QUALI SONO LE COMUNICAZIONI OBBLIGATORIE
Innanzitutto va fatta comunicazione alla ASL, con le generalità del committente dei lavori, il luogo o la natura dell’intervento, dati identificativi della ditta che esegue i lavori. Questa comunicazione non è obbligatoria quando i decreti legislativi relativi alle condizioni di sicurezza nei cantieri non prevedono tale obbligo. Quindi per questa comunicazione va fatto riferimento a quanto prevedono le disposizioni sulla sicurezza.
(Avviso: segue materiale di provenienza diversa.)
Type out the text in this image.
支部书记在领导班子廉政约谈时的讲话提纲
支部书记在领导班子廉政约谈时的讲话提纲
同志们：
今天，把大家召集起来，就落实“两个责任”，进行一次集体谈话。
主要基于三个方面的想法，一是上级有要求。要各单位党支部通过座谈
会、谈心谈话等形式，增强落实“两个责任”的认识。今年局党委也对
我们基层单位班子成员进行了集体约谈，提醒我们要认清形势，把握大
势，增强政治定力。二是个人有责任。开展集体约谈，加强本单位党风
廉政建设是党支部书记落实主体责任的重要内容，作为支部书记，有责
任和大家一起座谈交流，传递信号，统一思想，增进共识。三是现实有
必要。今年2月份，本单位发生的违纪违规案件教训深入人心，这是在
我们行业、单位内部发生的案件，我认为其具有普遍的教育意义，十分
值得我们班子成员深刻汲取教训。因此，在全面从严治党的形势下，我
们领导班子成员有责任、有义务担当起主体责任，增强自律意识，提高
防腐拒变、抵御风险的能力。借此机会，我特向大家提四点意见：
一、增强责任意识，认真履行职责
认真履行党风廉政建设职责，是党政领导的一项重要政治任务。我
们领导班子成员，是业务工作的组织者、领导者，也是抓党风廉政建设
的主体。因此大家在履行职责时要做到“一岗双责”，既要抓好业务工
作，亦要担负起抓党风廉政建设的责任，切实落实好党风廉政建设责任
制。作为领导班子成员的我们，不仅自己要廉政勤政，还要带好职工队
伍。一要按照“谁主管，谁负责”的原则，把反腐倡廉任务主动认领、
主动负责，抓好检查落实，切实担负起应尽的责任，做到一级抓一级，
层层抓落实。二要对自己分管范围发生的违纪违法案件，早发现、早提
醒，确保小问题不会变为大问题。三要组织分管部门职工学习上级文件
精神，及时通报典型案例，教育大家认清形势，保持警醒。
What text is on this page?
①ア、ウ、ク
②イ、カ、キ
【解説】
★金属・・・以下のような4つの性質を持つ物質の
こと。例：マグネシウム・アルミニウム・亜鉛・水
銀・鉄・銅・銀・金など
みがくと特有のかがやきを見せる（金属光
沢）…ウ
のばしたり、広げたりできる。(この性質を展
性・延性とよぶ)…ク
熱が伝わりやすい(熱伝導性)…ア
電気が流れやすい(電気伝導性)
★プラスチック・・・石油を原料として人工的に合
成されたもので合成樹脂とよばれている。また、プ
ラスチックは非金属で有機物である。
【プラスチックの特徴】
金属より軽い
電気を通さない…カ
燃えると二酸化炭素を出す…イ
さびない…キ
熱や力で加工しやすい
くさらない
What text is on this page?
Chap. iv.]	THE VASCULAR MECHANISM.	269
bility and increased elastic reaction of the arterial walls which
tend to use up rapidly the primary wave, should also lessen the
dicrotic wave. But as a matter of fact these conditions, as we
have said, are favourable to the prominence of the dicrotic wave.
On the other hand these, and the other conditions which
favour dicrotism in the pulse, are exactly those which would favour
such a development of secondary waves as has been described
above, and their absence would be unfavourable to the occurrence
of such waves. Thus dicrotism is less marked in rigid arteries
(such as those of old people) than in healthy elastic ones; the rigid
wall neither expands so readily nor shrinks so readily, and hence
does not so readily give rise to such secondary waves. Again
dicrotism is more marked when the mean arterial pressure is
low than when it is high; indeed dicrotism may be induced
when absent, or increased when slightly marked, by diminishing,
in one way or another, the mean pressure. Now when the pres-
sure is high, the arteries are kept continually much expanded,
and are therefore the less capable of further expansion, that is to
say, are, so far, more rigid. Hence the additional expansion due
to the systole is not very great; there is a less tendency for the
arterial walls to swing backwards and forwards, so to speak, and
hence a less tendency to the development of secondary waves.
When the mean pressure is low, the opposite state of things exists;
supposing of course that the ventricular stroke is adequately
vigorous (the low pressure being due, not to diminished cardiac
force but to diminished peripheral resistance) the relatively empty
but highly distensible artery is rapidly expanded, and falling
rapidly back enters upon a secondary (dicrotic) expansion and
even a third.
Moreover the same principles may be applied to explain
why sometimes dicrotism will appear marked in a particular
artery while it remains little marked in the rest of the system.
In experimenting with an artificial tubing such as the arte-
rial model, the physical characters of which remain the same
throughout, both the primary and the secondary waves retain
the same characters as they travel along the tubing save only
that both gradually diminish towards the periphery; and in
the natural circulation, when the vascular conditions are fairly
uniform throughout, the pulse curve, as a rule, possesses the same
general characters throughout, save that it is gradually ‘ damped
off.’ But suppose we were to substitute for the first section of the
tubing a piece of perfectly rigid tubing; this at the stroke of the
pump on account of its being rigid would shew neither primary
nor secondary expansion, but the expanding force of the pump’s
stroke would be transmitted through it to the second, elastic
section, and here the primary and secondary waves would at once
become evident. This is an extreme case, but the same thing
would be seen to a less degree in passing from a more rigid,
Altra comunicazione introdotta dalla legge di bilancio 2018 è la comunicazione obbligatoria all’ENEA, comunicazione che riguarda le informazioni sui lavori effettuati. Per gli interventi terminati nel 2018 la comunicazione andava fatta entro il 1 aprile 2019 attraverso il sito intitolato a ristrutturazioni 2018.enea.
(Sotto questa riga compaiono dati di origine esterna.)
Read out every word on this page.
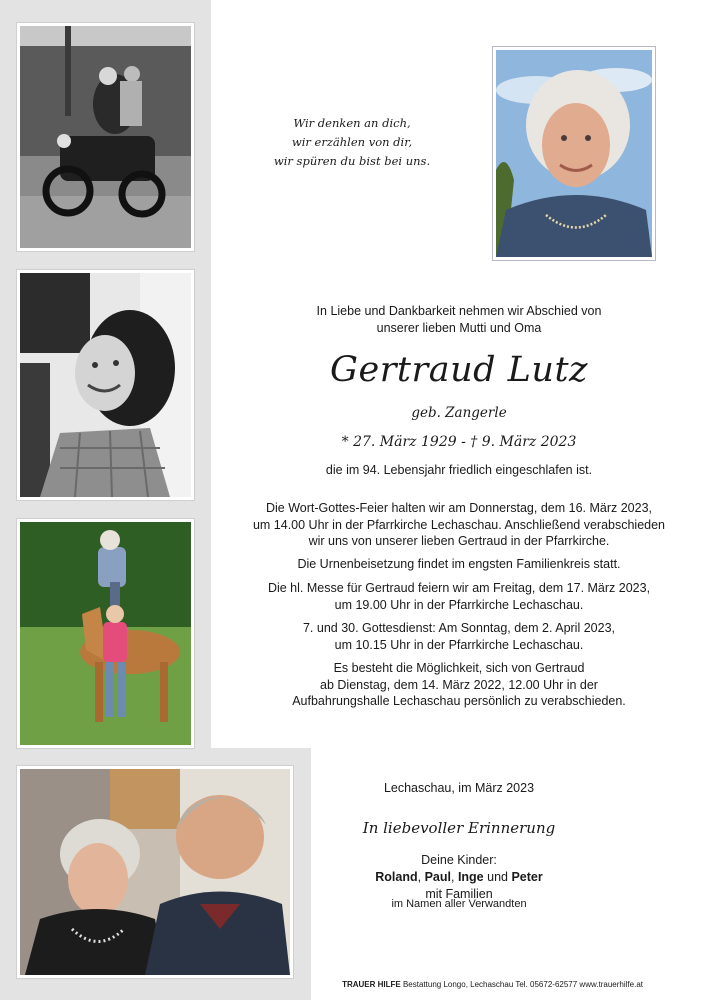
Wir denken an dich,
wir erzählen von dir,
wir spüren du bist bei uns.
In Liebe und Dankbarkeit nehmen wir Abschied von
unserer lieben Mutti und Oma
Gertraud Lutz
geb. Zangerle
* 27. März 1929 - † 9. März 2023
die im 94. Lebensjahr friedlich eingeschlafen ist.
Die Wort-Gottes-Feier halten wir am Donnerstag, dem 16. März 2023,
um 14.00 Uhr in der Pfarrkirche Lechaschau. Anschließend verabschieden
wir uns von unserer lieben Gertraud in der Pfarrkirche.
Die Urnenbeisetzung findet im engsten Familienkreis statt.
Die hl. Messe für Gertraud feiern wir am Freitag, dem 17. März 2023,
um 19.00 Uhr in der Pfarrkirche Lechaschau.
7. und 30. Gottesdienst: Am Sonntag, dem 2. April 2023,
um 10.15 Uhr in der Pfarrkirche Lechaschau.
Es besteht die Möglichkeit, sich von Gertraud
ab Dienstag, dem 14. März 2022, 12.00 Uhr in der
Aufbahrungshalle Lechaschau persönlich zu verabschieden.
Lechaschau, im März 2023
In liebevoller Erinnerung
Deine Kinder:
Roland, Paul, Inge und Peter
mit Familien
im Namen aller Verwandten
TRAUER HILFE Bestattung Longo, Lechaschau Tel. 05672-62577 www.trauerhilfe.at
Per i lavori terminati nel 2019 la comunicazione va fatta entro 90 giorni dalla data di fine lavori attraverso il sito intitolato a bonuscasa2019.enea.
Per poter beneficiare della detrazione è importante effettuare i pagamenti tramite bonifico. Nella sezione dei bonifici, utilizzando il proprio conto on line c’è la possibilità di fleggare la sezione “bonifico per agevolazione fiscale” dove si devono indicare il codice fiscale o numero di partita IVA del beneficiario del pagamento e il codice fiscale del beneficiario della detrazione, oltre ad indicare la causale del pagamento che distingue tra lavori di ristrutturazione edilizia art. 16 bis del TUIR (917/86) oppure risparmio energetico.
Al momento del pagamento del bonifico la banca opererà una ritenuta dell’8% a titolo di acconto dell’imposta sul reddito dovuta dall’impresa che effettua i lavori, la banca provvederà altresì in qualità di sostituto di imposta a versare la ritenuta d’acconto e a certificare la stessa con il rilascio del modello di certificazione unica e a trasmettere il mod. 770 con i dati di rilievo. Fare attenzione a rispettare tutto quanto previsto in termini procedurali per evitare di perdere il beneficio della detrazione.
Quindi è importante fare la comunicazione alla ASL se obbligatoria, la comunicazione all’Enea alla fine dei lavori o secondo i tempi previsti per i lavori effettuati prima del 2019. Per quanto riguarda il bonifico, qualora non si sia utilizzato il bonifico dedicato è possibile tuttavia beneficiare della detrazione a condizione che ci si faccia rilasciare, dal beneficiario del bonifico, una dichiarazione sostitutiva di atto notorio in cui il beneficiario dell’accredito attesti di aver ricevuto le somme e di averle incluse nella propria contabilità di impresa.